## Wednesday, December 2, 2015

### Keeping track of units

Keeping track of units is often the difference between math and physics, and it's a great way to check your work. When you're in doubt about your equation setup, nothing is better than getting an answer with the correct units. Then again, nothing is worse than writing $v=0.02kg^2$.
But sometimes identical units are not equivalent. We've already encountered one such case with Newton-meters of torque and Newton-meters of energy. They are not the same, and they don't even measure the same thing! You might as well add meters and seconds!
We are aware, but maybe don't understand that torque is more nearly a measure of force than energy, and it can exert energy over rotation; $W=\tau\theta$.
If the reason hasn't become apparent for the difference yet, we can just discuss a different standard (but uncommon) unit for torque. Torque can be given in Joules per radian. Looking at the above equation, that makes a lot of sense. So maybe we would write "J/Rad." Radians are unit-less, but we absolutely could not just write J! This makes sense, but can be confusing conceptually and in notation.
There are a few other places where we can see units that could be equivalent, but aren't. The rocket pictured below has just shy of 10,000 m/s!

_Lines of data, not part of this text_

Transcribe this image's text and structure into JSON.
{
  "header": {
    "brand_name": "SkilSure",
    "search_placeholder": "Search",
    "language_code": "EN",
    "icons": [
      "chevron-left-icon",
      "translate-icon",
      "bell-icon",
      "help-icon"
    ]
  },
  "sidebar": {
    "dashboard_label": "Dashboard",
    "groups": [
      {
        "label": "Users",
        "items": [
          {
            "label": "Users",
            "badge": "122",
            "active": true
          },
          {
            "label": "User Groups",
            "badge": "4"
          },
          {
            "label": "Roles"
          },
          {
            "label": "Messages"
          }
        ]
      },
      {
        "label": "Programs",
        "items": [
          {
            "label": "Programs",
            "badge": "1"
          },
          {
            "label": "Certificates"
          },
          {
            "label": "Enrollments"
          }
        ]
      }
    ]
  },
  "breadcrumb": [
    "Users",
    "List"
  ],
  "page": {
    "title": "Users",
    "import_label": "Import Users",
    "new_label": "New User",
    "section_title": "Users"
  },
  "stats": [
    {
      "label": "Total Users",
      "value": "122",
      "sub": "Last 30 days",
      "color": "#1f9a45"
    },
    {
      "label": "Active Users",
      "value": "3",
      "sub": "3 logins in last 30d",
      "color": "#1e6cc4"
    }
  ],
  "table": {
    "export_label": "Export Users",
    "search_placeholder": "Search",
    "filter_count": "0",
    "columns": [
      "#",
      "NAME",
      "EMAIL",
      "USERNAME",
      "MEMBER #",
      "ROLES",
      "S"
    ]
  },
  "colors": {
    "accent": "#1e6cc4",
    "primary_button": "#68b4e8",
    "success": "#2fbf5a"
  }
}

As anyone can see, it is firmly planted on the ground, so we're not talking about velocity. Not really anyway. The FalconX Heavy is designed to take its payload to low earth orbit, so it is designed and fueled with about 10,000 m/s of  δv (delta-v). Delta v is an integral of acceleration, which itself explains the units (meters per second squared over all time), but it makes sense too! With no external forces, the force of the rocket would accelerate it by 10,000 m/s. The reason delta-v isn't a more common measurement is the caveat of no external forces. Even though FalconX Heavy has 10,000 m/s of delta-v, it never goes 10,000 m/s in velocity (LEO velocity is closer to 7 km/s) because it starts on Earth's surface and loses delta-v to gravity and drag. Still, delta-v is more useful than just the work that can be done by the rockets, because it accounts for the mass of the rocket. Thus, with full payload and aiming for LEO, each of the below rockets needs nearly the same delta-v, but vastly different energy.
The units for this difference make sense as well. If we start with the potential energy of any of the rockets in J, we have $kgm^2/s^2$. If we want to divide out the mass and orbital speed at desired altitude, we will, in fact, be left with m/s.
Interestingly, each of these cases involved the difference between a scalar and a vector! Even if you haven't done as much of it in terms of hard math, there's no logical way to add a scalar and vector if you look at them. This is similar to the difference between mass and weight, but for me, these differences are a little difficult to conceptualize, so it makes more intuitive sense in these unit-based terms than by the vector explanation alone.